Mrs. Rochester continued, "Which is why I have suggestion that will suit both your scheme to travel and your father's concerns about your safety. Quite simply: your father shall accompany you."

All three stared at her. Tuppence croaked again from the window, flapping her wings against the window panes to punctuate the silence.

"Madness!" Rochester sputtered.

"You can't mean it!" Helen said, but she was already recalculating the fuel resources that would require.

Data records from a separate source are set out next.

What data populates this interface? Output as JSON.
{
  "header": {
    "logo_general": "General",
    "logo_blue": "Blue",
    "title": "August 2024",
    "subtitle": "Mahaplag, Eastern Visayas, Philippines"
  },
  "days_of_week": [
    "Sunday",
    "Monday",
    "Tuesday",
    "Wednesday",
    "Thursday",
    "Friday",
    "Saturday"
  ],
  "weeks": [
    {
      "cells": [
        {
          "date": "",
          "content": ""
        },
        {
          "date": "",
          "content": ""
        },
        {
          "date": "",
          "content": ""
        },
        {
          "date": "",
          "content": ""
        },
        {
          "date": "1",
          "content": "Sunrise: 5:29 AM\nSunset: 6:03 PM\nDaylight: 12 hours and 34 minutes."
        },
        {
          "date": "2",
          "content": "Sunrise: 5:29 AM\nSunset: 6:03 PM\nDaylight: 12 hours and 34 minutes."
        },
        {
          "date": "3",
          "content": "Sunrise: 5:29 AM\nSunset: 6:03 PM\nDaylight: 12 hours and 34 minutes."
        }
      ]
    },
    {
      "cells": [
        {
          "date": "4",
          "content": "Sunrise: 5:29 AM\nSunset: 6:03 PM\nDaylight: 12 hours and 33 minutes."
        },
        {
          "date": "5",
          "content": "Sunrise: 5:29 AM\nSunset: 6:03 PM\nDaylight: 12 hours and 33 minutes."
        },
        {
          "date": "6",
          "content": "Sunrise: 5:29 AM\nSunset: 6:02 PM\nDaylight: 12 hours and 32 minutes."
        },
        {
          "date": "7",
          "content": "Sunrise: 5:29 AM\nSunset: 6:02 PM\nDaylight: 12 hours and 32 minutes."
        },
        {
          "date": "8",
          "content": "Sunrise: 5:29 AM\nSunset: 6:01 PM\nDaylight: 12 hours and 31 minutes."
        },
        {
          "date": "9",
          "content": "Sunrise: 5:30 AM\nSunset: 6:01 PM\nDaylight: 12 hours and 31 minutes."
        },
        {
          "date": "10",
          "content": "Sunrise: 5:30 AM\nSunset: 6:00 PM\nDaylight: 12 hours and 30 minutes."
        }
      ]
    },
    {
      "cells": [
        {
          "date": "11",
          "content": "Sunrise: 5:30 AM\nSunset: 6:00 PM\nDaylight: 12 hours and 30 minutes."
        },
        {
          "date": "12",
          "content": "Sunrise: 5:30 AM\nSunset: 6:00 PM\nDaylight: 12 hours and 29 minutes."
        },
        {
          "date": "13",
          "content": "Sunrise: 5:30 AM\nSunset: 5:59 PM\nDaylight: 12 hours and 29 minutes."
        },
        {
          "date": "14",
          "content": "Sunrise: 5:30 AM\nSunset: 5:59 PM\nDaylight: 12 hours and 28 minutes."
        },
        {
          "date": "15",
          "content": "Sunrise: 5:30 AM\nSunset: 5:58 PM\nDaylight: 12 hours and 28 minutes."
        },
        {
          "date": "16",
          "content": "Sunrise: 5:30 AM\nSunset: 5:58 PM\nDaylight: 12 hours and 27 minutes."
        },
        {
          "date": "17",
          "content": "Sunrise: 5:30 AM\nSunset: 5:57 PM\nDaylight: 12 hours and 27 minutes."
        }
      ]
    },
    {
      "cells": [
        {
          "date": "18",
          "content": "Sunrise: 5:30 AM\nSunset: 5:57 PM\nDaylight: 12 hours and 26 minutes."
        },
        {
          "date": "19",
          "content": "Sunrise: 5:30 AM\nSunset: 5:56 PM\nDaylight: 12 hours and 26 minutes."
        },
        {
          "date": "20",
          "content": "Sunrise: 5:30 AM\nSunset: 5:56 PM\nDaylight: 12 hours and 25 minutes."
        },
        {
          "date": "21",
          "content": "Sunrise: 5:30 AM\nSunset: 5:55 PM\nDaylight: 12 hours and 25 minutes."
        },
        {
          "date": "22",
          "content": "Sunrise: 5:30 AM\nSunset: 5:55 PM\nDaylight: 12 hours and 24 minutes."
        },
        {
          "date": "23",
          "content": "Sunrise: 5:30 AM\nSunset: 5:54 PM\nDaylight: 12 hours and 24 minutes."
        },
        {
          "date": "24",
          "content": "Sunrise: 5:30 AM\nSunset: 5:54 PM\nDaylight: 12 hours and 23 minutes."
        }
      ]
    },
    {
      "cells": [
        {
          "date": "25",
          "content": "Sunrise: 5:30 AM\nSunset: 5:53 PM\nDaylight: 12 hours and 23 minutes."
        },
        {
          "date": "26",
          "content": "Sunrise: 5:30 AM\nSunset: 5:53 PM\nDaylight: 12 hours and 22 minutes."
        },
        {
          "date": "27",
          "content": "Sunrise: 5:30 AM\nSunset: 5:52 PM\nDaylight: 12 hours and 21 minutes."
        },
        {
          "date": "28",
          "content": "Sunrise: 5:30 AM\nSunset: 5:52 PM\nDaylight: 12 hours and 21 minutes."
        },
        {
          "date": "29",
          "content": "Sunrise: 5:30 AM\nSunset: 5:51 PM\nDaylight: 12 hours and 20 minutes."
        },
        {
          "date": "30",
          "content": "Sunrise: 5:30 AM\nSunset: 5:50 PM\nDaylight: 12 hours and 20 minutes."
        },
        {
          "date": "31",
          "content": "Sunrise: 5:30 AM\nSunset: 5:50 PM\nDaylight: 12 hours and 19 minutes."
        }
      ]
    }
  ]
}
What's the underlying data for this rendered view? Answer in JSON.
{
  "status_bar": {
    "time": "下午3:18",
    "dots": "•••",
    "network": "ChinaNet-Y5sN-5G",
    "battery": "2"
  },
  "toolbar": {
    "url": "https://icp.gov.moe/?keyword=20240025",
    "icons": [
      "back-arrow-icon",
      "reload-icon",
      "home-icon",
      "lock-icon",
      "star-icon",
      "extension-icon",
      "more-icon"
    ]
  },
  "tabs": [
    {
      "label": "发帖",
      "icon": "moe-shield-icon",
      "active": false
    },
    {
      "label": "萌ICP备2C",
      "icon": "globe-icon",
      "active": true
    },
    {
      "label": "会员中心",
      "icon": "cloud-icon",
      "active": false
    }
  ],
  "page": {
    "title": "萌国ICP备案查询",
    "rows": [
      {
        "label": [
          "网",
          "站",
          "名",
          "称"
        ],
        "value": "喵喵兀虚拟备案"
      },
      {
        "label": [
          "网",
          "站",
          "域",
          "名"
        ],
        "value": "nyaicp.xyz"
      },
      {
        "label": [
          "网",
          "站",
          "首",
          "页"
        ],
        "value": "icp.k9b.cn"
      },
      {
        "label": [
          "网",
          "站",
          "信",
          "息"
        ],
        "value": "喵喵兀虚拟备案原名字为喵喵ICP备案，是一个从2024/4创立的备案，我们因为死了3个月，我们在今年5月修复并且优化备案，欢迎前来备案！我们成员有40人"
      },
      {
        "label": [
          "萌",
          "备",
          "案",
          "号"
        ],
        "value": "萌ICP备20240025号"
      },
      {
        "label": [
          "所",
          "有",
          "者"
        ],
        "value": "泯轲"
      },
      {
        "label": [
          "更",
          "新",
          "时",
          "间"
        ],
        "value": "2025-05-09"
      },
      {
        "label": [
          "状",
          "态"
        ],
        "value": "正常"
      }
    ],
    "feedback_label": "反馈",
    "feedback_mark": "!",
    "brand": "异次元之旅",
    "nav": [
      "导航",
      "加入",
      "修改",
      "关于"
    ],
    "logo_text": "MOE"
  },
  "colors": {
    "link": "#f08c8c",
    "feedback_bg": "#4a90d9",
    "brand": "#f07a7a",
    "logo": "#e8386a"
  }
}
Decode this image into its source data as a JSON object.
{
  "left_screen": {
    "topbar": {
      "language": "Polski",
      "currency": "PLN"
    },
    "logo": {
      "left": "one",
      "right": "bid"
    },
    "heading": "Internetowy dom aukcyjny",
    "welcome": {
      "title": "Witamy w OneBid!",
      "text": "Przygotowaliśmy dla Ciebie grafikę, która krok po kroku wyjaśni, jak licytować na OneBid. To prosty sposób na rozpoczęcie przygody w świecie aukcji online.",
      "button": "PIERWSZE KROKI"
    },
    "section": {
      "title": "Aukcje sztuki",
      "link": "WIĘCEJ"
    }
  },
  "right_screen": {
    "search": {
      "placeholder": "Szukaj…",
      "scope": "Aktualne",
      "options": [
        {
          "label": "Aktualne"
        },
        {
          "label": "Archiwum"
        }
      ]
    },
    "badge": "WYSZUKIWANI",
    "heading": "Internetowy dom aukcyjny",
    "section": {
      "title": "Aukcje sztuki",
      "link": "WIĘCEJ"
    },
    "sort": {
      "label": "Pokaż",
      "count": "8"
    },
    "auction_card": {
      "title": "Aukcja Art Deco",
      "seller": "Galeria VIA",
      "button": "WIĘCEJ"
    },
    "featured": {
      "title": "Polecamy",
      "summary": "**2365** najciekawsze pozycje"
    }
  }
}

"Darling, listen: you want to watch over our daughter? Do it yourself. You've been kept too close to home for too long. You haven't been as far as York in months. When's the last time you were in London?"

"Well, I haven't had much to do, what with Fairfax handling all the business dealings…"

"Exactly. You're beginning to wear on my nerves somewhat, so I can only imagine that you are feeling fractious as well." She tapped her husband's arm. "Admit it."


She looked up at her daughter. "And wouldn't your father make an excellent addition to your crew?"

"What's he going to do? Shout at poor Signore Romano? Curse at my airship?" Helen smiled as she said this and her mother knew that she had won. "Well, as long as he is part of my crew."

"Meaning?" her father demanded.

"You must obey me."

"I'll do no such thing." His wife elbowed him gently. "What? You don't really mean I should obey this chit?"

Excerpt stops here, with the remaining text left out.